The government named a nine-member commission on Dec. 5 to design laws and policies to guarantee some autonomy in the coastal zone inhabited by Miskito, Sumu and Rama Indians.
"The central government is going to be modified, to be reorganized in that region, beginning with the recognition of a different reality -- historical, cultural, linguistic and social," the commission's coordinator, Deputy Interior Minister Luis Carrion, said in an interview yesterday.
While the government did not spell out any ideas in advance on how much autonomy would be granted, the naming of the commission appeared designed to satisfy the Indians' desire for self-rule and help end the insurrections by the two Indian guerrilla groups. The government has drawn international criticism for its treatment of the Miskitos since the 1979 revolution, and particularly for the forced resettlement of thousands of Miskitos in early 1982.
Carrion met for two days last weekend in Bogota, Colombia, with Brooklyn Rivera, leader of the Indian rebel organization Misurasata. Rivera, who visited Managua in a peace bid in October, is the first prominent Nicaraguan rebel leader to hold formal talks with the government.
The sides agreed to meet again on Jan. 19-20, but both negotiators said that they had disagreed over fundamental issues and accused each other of intransigence. Disputes arose over whether the Indians have sovereign rights and which side should develop the autonomy plan, the two negotiators said.
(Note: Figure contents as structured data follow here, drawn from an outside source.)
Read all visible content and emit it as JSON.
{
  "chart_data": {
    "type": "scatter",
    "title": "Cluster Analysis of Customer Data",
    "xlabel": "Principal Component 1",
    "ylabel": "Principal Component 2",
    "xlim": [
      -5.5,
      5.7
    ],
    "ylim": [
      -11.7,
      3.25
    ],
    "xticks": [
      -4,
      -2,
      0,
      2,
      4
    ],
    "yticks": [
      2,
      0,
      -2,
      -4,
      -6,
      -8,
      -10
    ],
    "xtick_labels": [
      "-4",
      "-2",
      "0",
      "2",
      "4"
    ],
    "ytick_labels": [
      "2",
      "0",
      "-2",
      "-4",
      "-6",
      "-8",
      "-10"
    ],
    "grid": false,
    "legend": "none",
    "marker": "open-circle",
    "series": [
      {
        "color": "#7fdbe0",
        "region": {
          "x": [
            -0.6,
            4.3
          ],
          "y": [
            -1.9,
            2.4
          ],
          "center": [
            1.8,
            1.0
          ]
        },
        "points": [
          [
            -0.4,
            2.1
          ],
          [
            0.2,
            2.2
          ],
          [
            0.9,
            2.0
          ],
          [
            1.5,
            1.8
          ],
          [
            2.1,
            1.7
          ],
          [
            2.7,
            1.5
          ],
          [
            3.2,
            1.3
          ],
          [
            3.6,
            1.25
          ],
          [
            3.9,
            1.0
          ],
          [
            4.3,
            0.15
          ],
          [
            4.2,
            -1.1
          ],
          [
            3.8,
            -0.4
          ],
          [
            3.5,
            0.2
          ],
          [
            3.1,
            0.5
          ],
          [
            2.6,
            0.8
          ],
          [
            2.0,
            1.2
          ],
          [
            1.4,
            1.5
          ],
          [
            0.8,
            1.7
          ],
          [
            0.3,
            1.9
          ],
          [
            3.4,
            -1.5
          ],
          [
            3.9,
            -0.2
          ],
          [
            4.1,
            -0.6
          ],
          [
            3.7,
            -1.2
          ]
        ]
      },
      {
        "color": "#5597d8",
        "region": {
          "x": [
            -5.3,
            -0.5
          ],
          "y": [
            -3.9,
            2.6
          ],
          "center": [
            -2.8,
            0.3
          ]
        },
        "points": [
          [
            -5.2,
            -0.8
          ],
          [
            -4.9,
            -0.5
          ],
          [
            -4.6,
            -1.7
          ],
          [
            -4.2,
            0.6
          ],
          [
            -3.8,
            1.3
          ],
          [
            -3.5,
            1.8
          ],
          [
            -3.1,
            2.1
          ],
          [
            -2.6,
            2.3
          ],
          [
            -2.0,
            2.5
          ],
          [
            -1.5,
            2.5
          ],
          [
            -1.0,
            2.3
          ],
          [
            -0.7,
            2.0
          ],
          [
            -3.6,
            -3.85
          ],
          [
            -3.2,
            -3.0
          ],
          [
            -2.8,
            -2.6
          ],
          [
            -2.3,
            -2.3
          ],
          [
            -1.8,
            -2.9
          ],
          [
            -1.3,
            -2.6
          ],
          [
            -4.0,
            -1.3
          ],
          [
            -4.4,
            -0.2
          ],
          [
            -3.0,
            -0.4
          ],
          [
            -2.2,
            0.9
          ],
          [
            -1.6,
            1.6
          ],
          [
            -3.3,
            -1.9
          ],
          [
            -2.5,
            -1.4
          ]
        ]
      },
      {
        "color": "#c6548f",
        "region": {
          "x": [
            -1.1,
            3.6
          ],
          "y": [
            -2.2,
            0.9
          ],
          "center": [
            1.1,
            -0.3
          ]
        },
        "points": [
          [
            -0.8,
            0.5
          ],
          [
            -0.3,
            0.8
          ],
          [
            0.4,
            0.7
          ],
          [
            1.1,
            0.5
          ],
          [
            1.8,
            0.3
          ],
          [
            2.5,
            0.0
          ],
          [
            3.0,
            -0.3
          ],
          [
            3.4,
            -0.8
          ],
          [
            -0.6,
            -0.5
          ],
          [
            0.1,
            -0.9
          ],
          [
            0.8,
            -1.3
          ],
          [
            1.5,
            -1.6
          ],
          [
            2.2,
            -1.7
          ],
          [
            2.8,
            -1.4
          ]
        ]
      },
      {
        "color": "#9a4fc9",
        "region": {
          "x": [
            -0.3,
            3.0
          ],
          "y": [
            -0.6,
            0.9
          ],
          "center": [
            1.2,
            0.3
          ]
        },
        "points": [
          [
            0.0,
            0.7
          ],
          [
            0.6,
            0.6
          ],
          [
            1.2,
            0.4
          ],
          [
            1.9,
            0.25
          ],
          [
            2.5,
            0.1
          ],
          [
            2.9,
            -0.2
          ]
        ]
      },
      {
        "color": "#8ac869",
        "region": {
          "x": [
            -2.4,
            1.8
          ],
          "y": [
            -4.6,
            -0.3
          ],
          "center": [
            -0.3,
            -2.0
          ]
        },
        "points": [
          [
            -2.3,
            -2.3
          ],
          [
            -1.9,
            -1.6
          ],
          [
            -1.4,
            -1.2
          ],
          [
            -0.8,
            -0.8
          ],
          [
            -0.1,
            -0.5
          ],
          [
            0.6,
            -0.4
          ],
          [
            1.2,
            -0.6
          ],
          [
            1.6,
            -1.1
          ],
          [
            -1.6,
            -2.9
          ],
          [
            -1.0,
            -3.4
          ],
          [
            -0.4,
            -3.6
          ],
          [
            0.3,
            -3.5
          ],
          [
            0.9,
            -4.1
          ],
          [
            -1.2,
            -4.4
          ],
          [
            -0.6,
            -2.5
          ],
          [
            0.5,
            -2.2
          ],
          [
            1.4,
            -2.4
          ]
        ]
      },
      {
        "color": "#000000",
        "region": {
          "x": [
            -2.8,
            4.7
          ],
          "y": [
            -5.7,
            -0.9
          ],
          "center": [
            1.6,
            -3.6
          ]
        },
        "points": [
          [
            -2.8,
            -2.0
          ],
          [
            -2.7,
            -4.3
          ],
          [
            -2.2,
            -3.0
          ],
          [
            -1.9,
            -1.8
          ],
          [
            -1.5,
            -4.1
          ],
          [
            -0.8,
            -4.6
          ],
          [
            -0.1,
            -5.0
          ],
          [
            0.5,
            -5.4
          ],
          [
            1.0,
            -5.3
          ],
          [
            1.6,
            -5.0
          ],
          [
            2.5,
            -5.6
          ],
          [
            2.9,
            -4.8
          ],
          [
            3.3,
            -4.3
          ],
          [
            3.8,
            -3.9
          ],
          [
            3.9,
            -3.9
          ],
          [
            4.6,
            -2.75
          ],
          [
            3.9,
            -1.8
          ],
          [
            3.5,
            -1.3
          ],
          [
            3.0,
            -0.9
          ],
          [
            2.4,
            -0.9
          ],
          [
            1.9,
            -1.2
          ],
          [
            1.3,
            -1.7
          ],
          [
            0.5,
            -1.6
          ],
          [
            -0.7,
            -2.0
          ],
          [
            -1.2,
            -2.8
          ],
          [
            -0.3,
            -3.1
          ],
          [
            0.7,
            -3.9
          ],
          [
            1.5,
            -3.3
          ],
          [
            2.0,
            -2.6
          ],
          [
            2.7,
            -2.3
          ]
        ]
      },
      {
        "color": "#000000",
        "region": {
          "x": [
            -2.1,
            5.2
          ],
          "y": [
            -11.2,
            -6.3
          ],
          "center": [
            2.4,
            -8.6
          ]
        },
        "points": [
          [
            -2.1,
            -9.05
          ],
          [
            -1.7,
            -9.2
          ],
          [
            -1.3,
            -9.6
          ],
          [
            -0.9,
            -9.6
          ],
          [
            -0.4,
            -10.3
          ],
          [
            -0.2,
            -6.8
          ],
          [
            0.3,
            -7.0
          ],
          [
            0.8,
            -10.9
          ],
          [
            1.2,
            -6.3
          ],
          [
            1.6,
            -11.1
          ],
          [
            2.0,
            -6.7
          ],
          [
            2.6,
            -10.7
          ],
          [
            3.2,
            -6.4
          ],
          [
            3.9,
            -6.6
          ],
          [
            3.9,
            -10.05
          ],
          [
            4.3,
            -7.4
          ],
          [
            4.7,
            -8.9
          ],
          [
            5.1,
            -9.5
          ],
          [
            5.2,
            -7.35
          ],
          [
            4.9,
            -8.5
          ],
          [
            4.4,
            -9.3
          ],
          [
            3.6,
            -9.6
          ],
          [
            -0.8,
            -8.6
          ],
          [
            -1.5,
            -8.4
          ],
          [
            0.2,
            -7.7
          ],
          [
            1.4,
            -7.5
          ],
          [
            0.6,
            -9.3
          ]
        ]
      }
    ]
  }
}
"It's good that the government has a commission to study autonomy, but it cannot be accepted that the conflict is going to be resolved within this framework," Rivera said yesterday by telephone from his home in San Jose, Costa Rica.
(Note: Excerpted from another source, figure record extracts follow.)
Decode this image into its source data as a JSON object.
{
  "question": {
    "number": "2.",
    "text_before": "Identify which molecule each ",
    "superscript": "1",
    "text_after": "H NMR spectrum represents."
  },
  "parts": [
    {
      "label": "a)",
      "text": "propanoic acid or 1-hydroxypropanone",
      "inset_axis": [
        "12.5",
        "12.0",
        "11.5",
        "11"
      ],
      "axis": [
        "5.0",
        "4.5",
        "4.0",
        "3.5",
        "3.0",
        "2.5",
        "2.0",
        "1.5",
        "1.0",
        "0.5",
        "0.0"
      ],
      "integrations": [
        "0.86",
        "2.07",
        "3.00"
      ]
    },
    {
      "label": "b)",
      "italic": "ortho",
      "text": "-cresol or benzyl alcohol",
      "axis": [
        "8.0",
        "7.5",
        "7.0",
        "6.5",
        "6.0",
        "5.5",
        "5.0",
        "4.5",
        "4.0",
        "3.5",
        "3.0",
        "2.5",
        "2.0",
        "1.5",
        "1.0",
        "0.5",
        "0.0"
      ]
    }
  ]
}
Misurasata guerrillas under Rivera's leadership have fought the Army along the southeastern border with Costa Rica since 1982. Fighting has dropped off considerably in recent months, however, and during the talks the government proposed a cease-fire.
Rivera said he resisted this and pressed demands that the government formally recognize that the three indigenous tribes were "sovereign peoples." He also asserted that "any project [for autonomy] must come from us" rather than from the government.
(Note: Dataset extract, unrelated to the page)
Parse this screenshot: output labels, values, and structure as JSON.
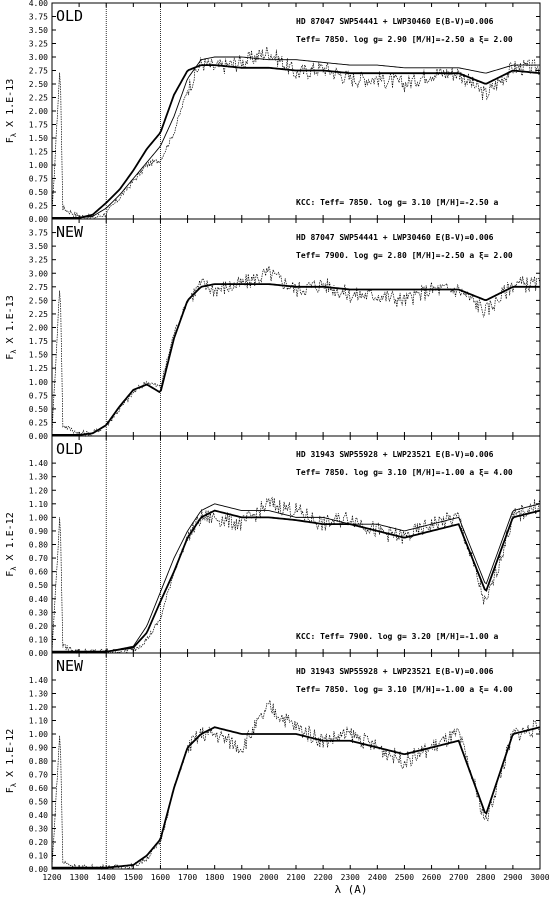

"There was difficulty with the government's position on recognizing the indigenous as peoples. This recognition is essential," Rivera said.
Carrion, a member of the Sandinista Front's nine-man directorate, said that to recognize the Indians as sovereign peoples would risk granting what he called a "base" for them to seek to establish an independent nation. While Misurasata seemed willing to accept autonomy within Nicaragua, Rivera appeared to keep open the possibility of seeking to establish a separate country.
"It is inconceivable that a revolutionary government cannot recognize these indigenous peoples as peoples when in other countries Indians are recognized as nations," Rivera said.
Carrion said the government would consult with Misurasata -- but also with other Indian organizations, including the pro-Sandinista group Misatan -- in preparing its autonomy plan. "Misurasata cannot speak in the name of all of the Indians of Nicaragua," Carrion said, although it includes members of the three groupings. He also said that the government had to consider the situations of non-Indian people in the coastal zone, including those of African, Asian and European descent.
Misurasata formally belongs to the insurgent Democratic Revolutionary Alliance, which includes former Sandinista hero Eden Pastora. The other major Indian insurgent group, Misura, is linked to the Honduran-based Nicaraguan Democratic Force. Carrion expressed doubt that Misura, headed by Steadman Fagoth, would come to the bargaining table.
"Fagoth has placed his bets with the counterrevolution," Carrion said. He said that Rivera only had between 400 and 500 men under arms, compared with at least 6,000 in the Nicaraguan Democratic Force, so a cease-fire with Misurasata alone would "not change the balance of forces in the war." Rivera suggested that he had more than 500 men.
Only river and air traffic connects the sparsely populated Caribbean coast to Nicaragua's population centers along the western Pacific coast and central mountain range.